To increase the longevity of your SSD you want to reduce your disk writes. One way to achieve that is to use a memory cache instead of a disk cache (it will then store the cache in your RAM rather than on a disk, which is also a lot faster).
This also becomes highly relevant when you want to speed up your server, because a disk cache will always be slower than a memory cache.
I am going to explain here to use the memory cache in Firefox. Similar tutorials will follow for Chrome and IE9, possibly Opera.
1. Step Open Firefox
2. Step Enter about:config into the address bar where you normally enter addresses into – this is the ultimate config panel in Firefox
3. Step Enter browser.cache.disk.enable into the Filter
4. Step As you can see the value is by default set to true
5. Step Double-click on the entry to set it to false
6. Step Right-click into the white area and click on New Integer
7. Step Enter disk.cache.memory.capacity and hit enter
8. Step You are now supposed to enter an integer. This integer will be the amount of RAM in KB. So, enter the amount of RAM in KB that you want to dedicate to the memory cache, e.g. 131072 for 128MB RAM
For a detailed explanation of what the setting disk.cache.memory.capacity will do click here. In short, it caches website images in your RAM.
This is not an ideal change if you are a video streaming person because then the videos you watch on-line will be cached on your RAM and will immediately get full. A single high-quality video alone would consume almost 1GB of your RAM.

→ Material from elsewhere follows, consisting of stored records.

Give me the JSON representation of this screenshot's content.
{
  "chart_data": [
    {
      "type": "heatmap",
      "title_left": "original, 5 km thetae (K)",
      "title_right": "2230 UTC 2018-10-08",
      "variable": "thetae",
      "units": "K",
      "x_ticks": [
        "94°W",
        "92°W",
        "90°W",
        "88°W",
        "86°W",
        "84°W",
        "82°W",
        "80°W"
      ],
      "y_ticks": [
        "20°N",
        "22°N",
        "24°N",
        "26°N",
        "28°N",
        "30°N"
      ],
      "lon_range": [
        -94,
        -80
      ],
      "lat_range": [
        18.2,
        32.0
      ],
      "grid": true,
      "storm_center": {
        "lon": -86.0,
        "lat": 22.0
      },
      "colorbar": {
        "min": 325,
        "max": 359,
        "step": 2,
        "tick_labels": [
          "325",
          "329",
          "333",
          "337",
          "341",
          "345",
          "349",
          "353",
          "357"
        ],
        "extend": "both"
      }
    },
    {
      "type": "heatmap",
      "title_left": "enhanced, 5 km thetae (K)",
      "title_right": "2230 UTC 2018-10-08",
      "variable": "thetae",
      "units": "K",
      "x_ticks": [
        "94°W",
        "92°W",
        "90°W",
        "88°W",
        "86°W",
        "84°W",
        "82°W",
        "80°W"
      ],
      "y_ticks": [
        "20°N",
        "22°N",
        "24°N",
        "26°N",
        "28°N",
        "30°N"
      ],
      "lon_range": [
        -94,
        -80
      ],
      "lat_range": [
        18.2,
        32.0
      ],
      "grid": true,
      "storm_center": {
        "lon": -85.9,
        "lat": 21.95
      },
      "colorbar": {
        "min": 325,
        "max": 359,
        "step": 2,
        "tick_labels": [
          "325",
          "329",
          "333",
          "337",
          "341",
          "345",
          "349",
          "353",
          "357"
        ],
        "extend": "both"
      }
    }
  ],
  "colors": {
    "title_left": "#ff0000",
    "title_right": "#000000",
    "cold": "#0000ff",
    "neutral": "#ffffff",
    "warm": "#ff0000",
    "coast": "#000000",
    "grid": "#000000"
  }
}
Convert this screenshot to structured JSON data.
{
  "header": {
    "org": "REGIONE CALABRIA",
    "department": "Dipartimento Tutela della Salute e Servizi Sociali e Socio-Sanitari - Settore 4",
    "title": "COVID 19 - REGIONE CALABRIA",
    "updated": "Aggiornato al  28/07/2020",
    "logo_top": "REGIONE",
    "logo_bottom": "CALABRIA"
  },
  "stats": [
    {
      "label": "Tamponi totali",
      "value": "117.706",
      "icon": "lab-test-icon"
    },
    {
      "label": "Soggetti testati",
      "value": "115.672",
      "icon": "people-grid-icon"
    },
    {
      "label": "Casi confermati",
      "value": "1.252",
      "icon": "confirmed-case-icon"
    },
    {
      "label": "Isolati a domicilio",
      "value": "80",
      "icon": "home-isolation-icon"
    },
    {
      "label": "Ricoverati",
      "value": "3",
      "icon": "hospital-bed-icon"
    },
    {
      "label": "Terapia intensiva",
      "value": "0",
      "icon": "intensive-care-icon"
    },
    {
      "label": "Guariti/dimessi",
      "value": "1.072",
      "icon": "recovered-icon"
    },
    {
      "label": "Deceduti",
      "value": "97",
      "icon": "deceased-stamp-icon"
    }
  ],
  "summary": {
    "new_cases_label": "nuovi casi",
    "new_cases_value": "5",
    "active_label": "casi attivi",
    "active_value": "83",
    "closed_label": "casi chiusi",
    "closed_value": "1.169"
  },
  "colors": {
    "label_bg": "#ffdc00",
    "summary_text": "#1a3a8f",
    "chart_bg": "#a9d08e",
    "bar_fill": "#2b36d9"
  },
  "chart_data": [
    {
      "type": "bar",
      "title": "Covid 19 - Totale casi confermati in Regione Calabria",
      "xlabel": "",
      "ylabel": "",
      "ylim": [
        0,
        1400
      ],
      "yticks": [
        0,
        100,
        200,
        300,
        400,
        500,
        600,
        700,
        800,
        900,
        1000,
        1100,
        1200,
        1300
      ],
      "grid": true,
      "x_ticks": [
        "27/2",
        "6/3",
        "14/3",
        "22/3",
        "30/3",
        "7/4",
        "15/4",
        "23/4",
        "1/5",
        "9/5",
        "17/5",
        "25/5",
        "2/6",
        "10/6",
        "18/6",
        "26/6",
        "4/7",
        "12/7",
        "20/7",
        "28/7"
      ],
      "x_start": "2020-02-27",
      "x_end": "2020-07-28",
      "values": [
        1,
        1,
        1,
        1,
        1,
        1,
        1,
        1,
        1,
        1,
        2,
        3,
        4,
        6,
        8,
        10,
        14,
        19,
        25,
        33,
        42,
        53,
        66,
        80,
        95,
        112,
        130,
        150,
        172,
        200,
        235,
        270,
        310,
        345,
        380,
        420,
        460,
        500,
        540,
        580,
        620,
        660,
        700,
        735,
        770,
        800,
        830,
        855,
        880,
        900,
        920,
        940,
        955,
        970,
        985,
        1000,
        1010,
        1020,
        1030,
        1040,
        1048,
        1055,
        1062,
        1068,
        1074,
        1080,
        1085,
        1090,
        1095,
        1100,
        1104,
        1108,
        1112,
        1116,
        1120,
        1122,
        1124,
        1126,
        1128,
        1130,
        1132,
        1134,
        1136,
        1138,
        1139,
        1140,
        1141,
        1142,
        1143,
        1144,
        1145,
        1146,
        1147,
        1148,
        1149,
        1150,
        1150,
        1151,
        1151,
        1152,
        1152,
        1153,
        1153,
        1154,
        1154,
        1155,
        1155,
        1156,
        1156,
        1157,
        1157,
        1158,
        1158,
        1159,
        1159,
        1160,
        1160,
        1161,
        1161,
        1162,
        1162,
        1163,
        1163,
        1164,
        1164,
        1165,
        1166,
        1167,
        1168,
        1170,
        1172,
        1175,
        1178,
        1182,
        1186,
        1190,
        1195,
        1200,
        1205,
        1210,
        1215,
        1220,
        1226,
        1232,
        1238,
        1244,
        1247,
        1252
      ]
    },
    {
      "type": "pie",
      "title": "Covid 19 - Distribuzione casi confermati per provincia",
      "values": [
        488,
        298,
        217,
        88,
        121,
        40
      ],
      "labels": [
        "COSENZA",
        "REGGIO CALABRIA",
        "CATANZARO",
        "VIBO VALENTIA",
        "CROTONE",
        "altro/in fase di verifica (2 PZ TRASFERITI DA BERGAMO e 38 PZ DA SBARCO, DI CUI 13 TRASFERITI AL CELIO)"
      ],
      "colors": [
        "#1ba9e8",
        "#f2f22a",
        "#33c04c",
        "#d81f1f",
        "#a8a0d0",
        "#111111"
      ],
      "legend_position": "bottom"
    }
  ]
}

What if you have 12GB of RAM and you’re alright with entire videos being cached in your RAM? would a value of 1048576 or even double that be completely ludicrous or am I finally going to rid myself of buffer problems when streaming videos from Netflix and the like?
PS – Great site, I just discovered it today, I don’t even remember how I got here, but I’m glad I made it. Keep up the great work! And Thank You for doing so
This is mod is no longer needed. The latest version of Firefox now automatically allocates the amount of ram used based on memory available. If you have a ton of ram (4GB or more), Firefox will use as much of that memory as it can.
Shouldn’t that be ‘browser.cache.memory.capacity’???